Joji Hattori wurde in Japan geboren, verbrachte aber seine Kindheit in Wien, wo regelmäßige Opern- und Konzertbesuche sowie unzählige Hausmusikabende mit führenden Wiener Musikern seine musikalische Entwicklung prägten. In beiden Kulturen verankert und mit dem Ursprung seiner musikalischen Laufbahn in der Kammermusik, ist er heute einer der wenigen Musiker asiatischer Herkunft, der international als Interpret der Wiener Klassik geschätzt wird.

Seinen ersten Geigenunterricht erhielt Joji Hattori im Alter von 5 Jahren und führte seine Studien an der Wiener Musikhochschule fort. Zudem studierte er bei Yehudi Menuhin und Vladimir Spivakov. 1989 gewann er den Internationalen Yehudi Menuhin Violin-Wettbewerb in England. Nach einem Jahrzehnt solistischer Tätigkeit wechselte er mit der Zeit zum Dirigieren über und nahm 2002 am 1. Maazel-Vilar Dirigenten-Wettbewerb teil, bei dem er einen der Hauptpreise erhielt. Die Teilnahme an diesem Wettbewerb ermöglichte es Joji Hattori, sein Dirigier-Debüt in der New Yorker Carnegie Hall zu geben und Maestro Lorin Maazel als Förderer zu gewinnen.
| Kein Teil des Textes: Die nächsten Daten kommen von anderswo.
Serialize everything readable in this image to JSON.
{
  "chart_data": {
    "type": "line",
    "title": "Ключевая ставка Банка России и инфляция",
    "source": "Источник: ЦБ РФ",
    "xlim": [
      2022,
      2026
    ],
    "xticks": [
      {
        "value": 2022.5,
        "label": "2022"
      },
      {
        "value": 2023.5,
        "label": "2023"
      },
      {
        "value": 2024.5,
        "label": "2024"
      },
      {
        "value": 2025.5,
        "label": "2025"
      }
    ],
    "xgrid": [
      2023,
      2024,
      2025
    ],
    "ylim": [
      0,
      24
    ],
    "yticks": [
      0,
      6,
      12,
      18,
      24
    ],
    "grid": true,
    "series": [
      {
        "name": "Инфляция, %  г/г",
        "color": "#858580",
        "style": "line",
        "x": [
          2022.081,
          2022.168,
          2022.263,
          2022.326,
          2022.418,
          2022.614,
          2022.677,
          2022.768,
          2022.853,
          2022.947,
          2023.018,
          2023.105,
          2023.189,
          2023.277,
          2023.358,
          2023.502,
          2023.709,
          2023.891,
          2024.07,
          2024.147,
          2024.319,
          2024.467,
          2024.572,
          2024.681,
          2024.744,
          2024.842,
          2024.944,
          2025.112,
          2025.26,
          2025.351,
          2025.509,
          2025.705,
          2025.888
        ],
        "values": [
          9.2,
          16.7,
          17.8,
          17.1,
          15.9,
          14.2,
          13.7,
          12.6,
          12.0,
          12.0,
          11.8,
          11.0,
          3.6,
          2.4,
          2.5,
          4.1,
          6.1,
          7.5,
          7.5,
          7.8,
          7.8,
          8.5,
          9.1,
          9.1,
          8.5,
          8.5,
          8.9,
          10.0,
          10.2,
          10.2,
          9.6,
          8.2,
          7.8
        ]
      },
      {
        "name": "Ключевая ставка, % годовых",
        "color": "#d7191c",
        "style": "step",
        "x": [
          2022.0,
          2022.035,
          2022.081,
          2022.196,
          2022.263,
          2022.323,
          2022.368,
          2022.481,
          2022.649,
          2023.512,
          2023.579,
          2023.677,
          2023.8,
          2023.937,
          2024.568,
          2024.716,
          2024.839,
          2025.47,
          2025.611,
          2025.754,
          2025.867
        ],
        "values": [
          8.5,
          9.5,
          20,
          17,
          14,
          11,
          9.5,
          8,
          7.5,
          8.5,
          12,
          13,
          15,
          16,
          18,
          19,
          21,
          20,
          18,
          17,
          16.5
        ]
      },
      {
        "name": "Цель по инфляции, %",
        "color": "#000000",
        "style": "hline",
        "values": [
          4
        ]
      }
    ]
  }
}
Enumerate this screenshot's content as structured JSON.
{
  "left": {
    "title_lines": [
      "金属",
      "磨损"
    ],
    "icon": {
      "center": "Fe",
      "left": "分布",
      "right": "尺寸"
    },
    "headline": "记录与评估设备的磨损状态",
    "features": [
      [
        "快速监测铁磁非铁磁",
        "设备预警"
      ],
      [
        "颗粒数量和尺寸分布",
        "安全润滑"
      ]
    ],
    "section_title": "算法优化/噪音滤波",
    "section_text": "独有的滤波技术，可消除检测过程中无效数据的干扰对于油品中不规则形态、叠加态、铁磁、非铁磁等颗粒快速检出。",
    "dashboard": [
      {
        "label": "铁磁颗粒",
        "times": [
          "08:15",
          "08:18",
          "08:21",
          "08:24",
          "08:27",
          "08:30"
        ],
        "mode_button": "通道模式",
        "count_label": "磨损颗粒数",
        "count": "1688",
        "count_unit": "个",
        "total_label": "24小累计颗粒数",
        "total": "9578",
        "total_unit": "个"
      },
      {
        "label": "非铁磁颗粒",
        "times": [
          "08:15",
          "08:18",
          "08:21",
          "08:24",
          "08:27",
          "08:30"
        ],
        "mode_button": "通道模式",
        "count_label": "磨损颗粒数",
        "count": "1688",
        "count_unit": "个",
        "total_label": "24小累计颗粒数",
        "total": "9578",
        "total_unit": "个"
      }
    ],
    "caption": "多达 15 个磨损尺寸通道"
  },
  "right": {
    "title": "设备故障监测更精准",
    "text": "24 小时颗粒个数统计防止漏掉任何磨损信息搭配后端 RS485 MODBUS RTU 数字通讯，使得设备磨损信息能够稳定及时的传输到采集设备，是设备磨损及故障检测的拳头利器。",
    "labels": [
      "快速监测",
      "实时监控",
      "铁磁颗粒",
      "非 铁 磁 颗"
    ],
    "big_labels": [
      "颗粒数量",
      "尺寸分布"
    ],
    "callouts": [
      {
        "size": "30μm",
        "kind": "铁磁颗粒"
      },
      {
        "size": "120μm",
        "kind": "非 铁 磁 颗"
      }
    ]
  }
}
Sein Operndebüt an der Wiener Kammeroper (2004) mit La Finta Giardiniera von Mozart wurde einstimmig von allen Wiener Zeitungen gepriesen und seine erfolgreiche Japan-Erstaufführung von Leoncavallos Zaza am New National Theatre in Tokio (2005) führte zu einer Rückeinladung, das Mozart-Gedenkjahr 2006 mit einer Produktion der Zauberflöte am ersten Opernhaus in Japan zu eröffnen.

Zusätzlich zu seiner Konzerttätigkeit unterrichtet Joji Hattori als Gastprofessor an der Royal Academy in London, wo er 2003 zum Honorary Member ernannt wurde. Des weiteren studierte er Soziologie am St. Antony College der Universität Oxford. Seit 2002 ist Joji Hattori Vorsitzender und Künstlerischer Leiter des Yehudi Menuhin Violin-Wettbewerbs.